PANNEAU EN LAQUE DE COROMANDEL
REPRESENTANT DEUX ELEPHANTS BLANCS DANS UN PAYSAGE
DYNASTIE QING ( 1644-1912 )
EPOQUE KANGXI, XVIIIe SIECLE
H: 51 X L: 47 cm
PROVENANCE: GALERIE DUCHANGE
Un éléphant blanc est un éléphant albinos. Extrêmement rares, les éléphants blancs sont considérés en Asie comme des joyaux inestimables. Leur particularité est perçue comme une manifestation visible de leur origine divine ; en conséquence de quoi, on croit depuis toujours qu’ils sont dotés de pouvoirs magiques.
Dans l’hindouisme, la monture (vahana) du dieu Indra est un éléphant blanc, Airavata, souvent représenté avec plusieurs têtes. Dans le bouddhisme, la mère du Bouddha (Siddhartha Gautama) est censée avoir rêvé au cours de sa grossesse d’un éléphant blanc qui lui offrait une fleur de lotus, symbole de pureté.
À l’époque historique, deux éléphants blancs ont été offerts à des souverains européens :Abul-Abbas († 810) à Charlemagne et Hanno († 1516) au pape Léon X.
La possession d’un éléphant blanc est l’apanage des rois et des princes. C’est un symbole royal de souveraineté.
Abul-Abbas, l’éléphant blanc de Charlemagne
En 797, Charlemagne avait envoyé à Haroun ar-Rachid, calife de Bagdad, une ambassade menée par un marchand juif, Isaac, connaisseur de la langue arabe. Celui-ci en revint cinq ans plus tard, le 20 juillet 802. Passé par Jérusalem, puis longeant la rive sud de la Méditerranée jusqu’à Carthage, il y avait pris le bateau et débarqua à Marseille. Il atteignit Portovenere en octobre 801, passa l’hiver à Verceil, et au printemps remonta probablement la vallée du Rhone, jusqu’à la résidence de l’empereur à Aix-la-Chapelle, où il arriva le 1er juillet 802.

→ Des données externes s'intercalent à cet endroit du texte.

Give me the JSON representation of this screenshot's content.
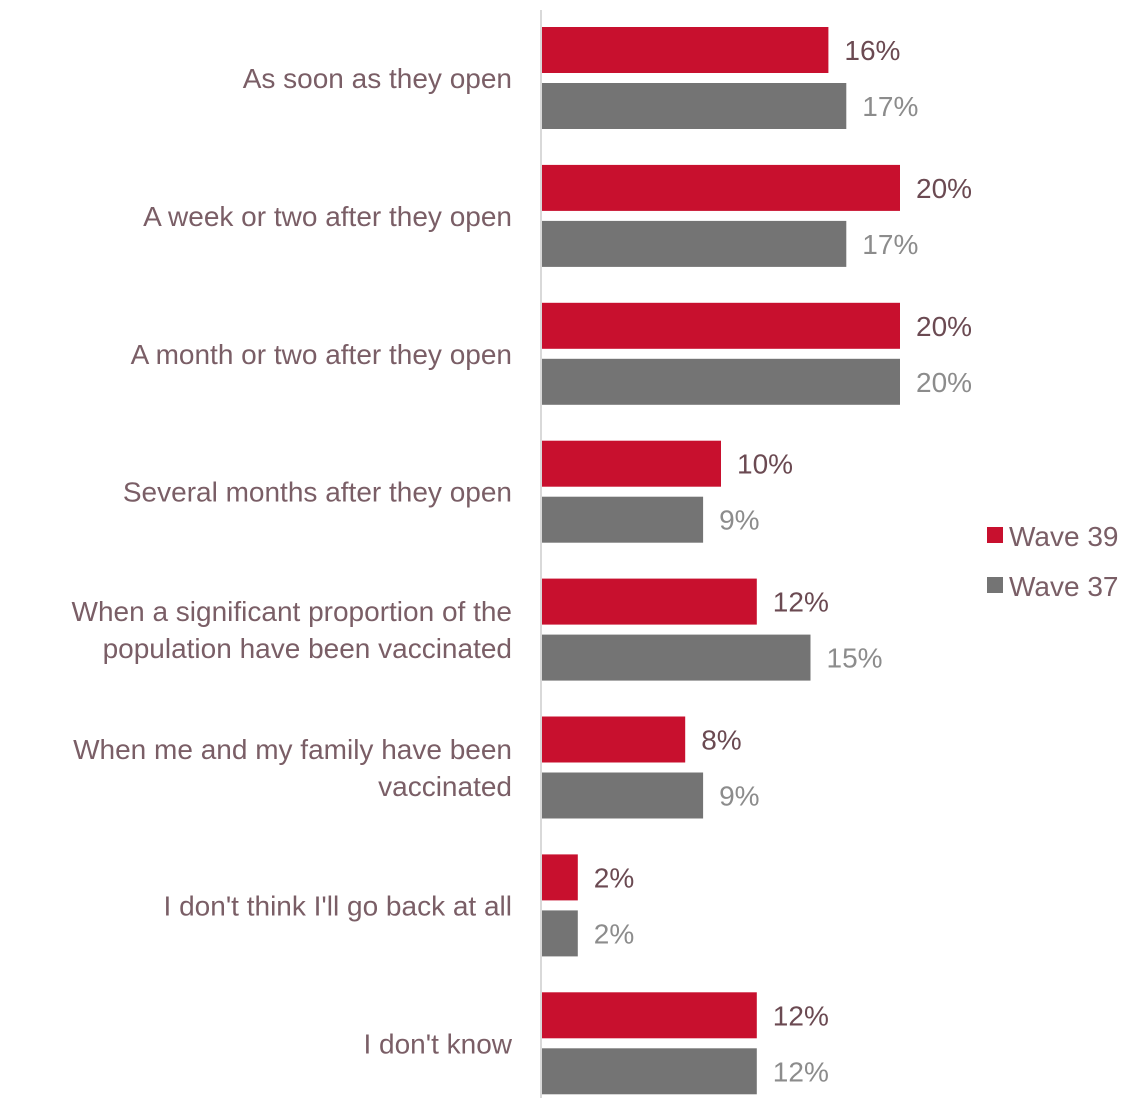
{
  "chart_data": {
    "type": "bar",
    "orientation": "horizontal",
    "categories": [
      [
        "As soon as they open"
      ],
      [
        "A week or two after they open"
      ],
      [
        "A month or two after they open"
      ],
      [
        "Several months after they open"
      ],
      [
        "When a significant proportion of the",
        "population have been vaccinated"
      ],
      [
        "When me and my family have been",
        "vaccinated"
      ],
      [
        "I don't think I'll go back at all"
      ],
      [
        "I don't know"
      ]
    ],
    "series": [
      {
        "name": "Wave 39",
        "color": "#c8102e",
        "label_color": "#6b4a52",
        "values": [
          16,
          20,
          20,
          10,
          12,
          8,
          2,
          12
        ],
        "labels": [
          "16%",
          "20%",
          "20%",
          "10%",
          "12%",
          "8%",
          "2%",
          "12%"
        ]
      },
      {
        "name": "Wave 37",
        "color": "#747474",
        "label_color": "#8c8c8c",
        "values": [
          17,
          17,
          20,
          9,
          15,
          9,
          2,
          12
        ],
        "labels": [
          "17%",
          "17%",
          "20%",
          "9%",
          "15%",
          "9%",
          "2%",
          "12%"
        ]
      }
    ],
    "value_unit": "%",
    "xlim": [
      0,
      20
    ],
    "grid": false,
    "legend_position": "right"
  }
}
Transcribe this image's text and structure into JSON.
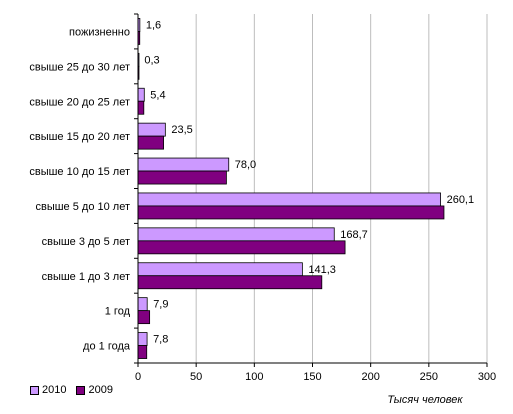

Parmi les précieux cadeaux dont il était porteur se trouvait un éléphant blanc d’origine indienne, qui fit forte impression. On le prénomma Abul Abbas, le « père d’Abbas » et Charlemagne l’exhiba à plusieurs occasions devant ses hôtes de marque. Il fut logé à Augsbourg , en Bavière du Sud. En 804, lorsque le roi Godfried de Danemark attaqua un village, Charlemagne envoya son éléphant avec les troupes qu’il mobilisa contre lui.
Abul-Abbas avait une quarantaine d’années et s’adapta mal au climat européen. Il mourut de pneumonie dans la ménagerie d’Aix-la-Chapelle en 810, probablement après avoir nagé dans le Rhin.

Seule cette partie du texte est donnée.